Ketika itulah pasukan mulai bergerak lagi. Muhammad mengikuti dari belakang
dengan menunggang bagalnya yang putih. Sementara Khalid bin'lWalid yang
memimpin Banu Sulaim berada di depan. Dari selat Hunain itu mereka menyusur
ke sebuah wadi di Tihama. Akan tetapi sementara mereka sedang menuruni
lembah itu, tiba-tiba datanglah serangan mendadak secara bertubi-tubi
dari pihak kabilah-kabilah dengan komando Malik b. 'Auf. Sementara masih
dalam keadaan remang-remang subuh itu mereka telah dihujani panah oleh
pihak Malik. Ketika itulah keadaan Muslimin jadi kacau-balau. Dalam keadaan
terpukul demikian itu mereka berbalik surut dengan membawa perasaan takut
dan gentar dalam hati, dan ada pula yang lari sekuat-kuatnya. Dalam hal
ini, dengan senyum gembira di bibir - Abu Sufyan yang sekarang melihat
kegagalan orang-orang yang kemarin telah dapat mengalahkan Quraisy itu
- berkata "Mereka takkan berhenti lari sebelum sampai ke laut."
Begitu
juga Syaiba b. 'Uthman b. Abi Talha berkata: "Sekarang aku dapat membalas
Muhammad." Berkata begitu, karena bapanya telah terbunuh dalam perang
Uhud.
Ketika
Kalada b. Hanbal berkata: "Ya, sihirnya sekarang sudah tidak mempan,"

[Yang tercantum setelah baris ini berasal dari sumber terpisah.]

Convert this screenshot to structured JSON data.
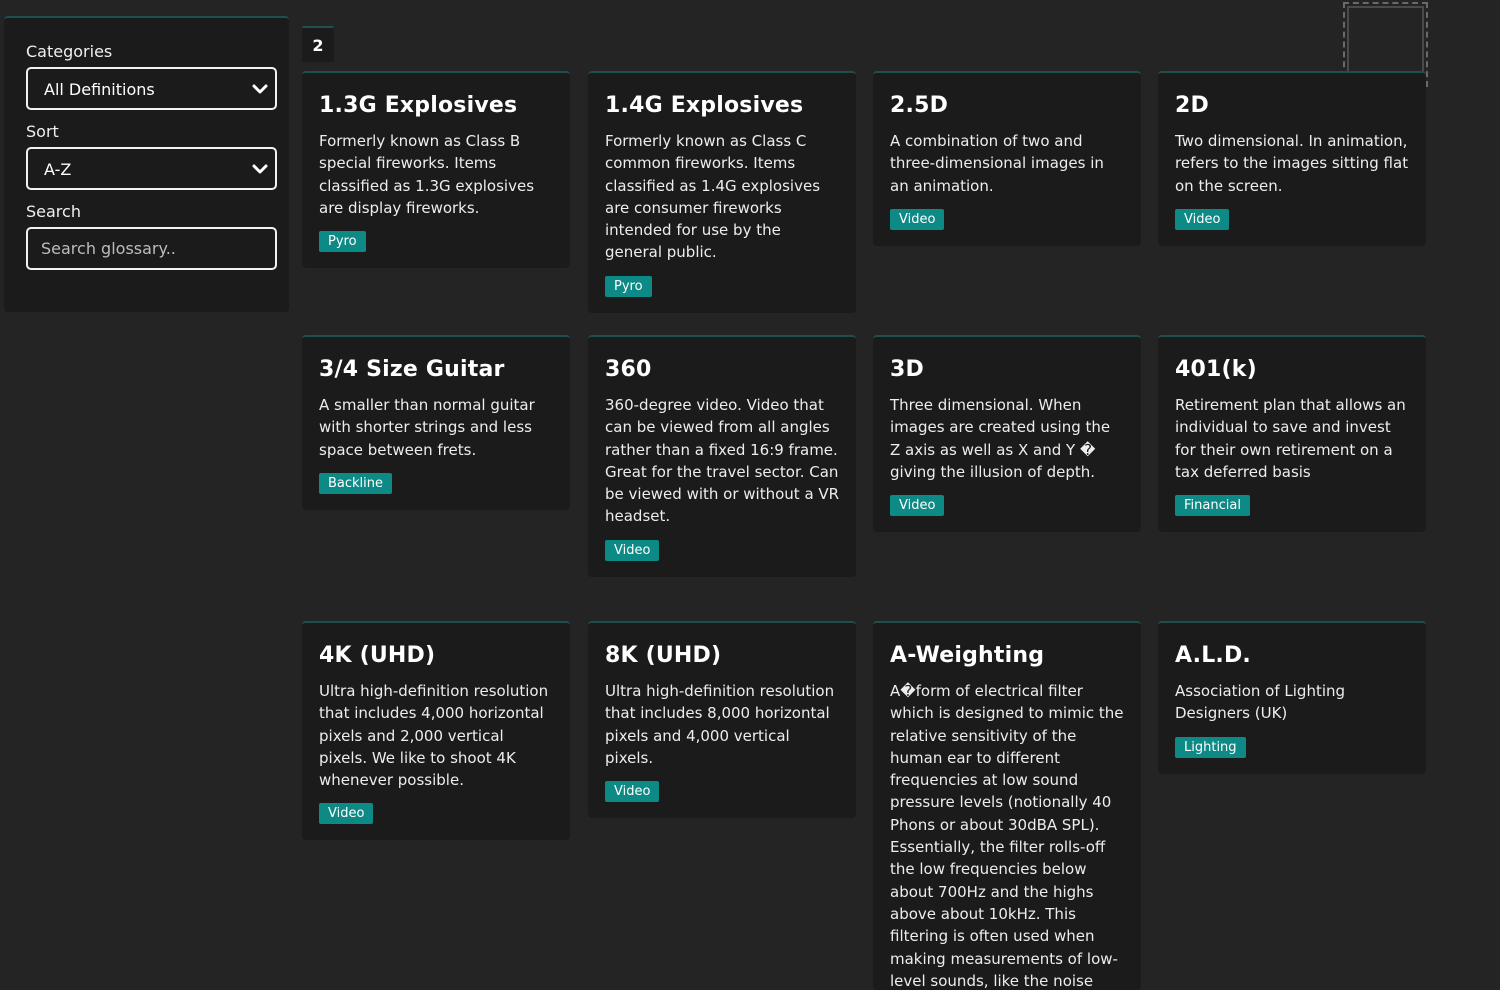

dibalas oleh Shafwan saudaranya sendiri: "Diam kau! Sungguh aku lebih
suka di bawah orang Quraisy daripada di bawah Hawazin."
Muslimin
kucar-kacir
Percakapan
demikian itu terjadi sementara keadaan pasukan perang sedang kucar-kacir.
Dalam pada itu, kabilah-kabilah yang sedang mengalami kekalahan itu satu
demi satu berlarian di hadapan Nabi yang berada di belakang - tanpa melihat
ke kanan kiri lagi.
Apa
kiranya yang diperbuatnya? Mungkinkah pengorbanan yang duapuluh tahun
itu akan hilang dalam sekejap mata begitu saja pada pagi buta itu? Ataukah
Tuhan sudah menjauhinya dan sudah tidak lagi memberikan pertolongan? Tidak!
Tidak! Ini tidak mungkin! Sebelum itu, sudah ada bangsa-bangsa yang sudah
punah, golongan-golongan yang sudah tak ada lagi. Sebelum itu pun Muhammad
sudah biasa bergumul dengan maut, dan kalau-kalau dalam mati membela agama
Allah itu kemenangan akan ada. Dan apabila ajal itu sudah datang tidak
akan dapat sedetik pun ditunda atau dimajukan.
Muhammad tetap tabah tiada bergerak di tempatnya. Beberapa orang dari
kalangan Muhajirin, Anshar serta kerabat-kerabatnya tetap berada di sekelilingnya.
Dalam
pada itu dipanggilnya orang-orang yang melarikan diri lewat di hadapannya
itu seraya katanya: "Hai orang-orang! Kamu mau ke mana? Mau ke mana?"
Tetapi,
orang-orang yang sudah penuh ketakutan itu sudah tidak mendengar apa-apa
lagi. Yang tergambar dalam mata mereka hanya Hawazin dan Thaqif yang kini
sedang meluncur turun dari perkubuan di puncak-puncak gunung mengejar
mereka. Dan gambaran mereka itu tidak salah. Pihak Hawazin sudah mulai
turun dari tempat semula, didahului oleh seseorang di atas seekor unta
berwarna merah, dan membawa sebuah bendera hitam yang dipancangkan pada
sebilah tombak panjang. Setiap ia bertemu dengan pihak Muslimin ditetakkannya
tombak itu kepada mereka, sementara pihak Hawazin, Thaqif dan sekutu-sekutunya
terus meluncur turun dari belakang sambil terus menghantam.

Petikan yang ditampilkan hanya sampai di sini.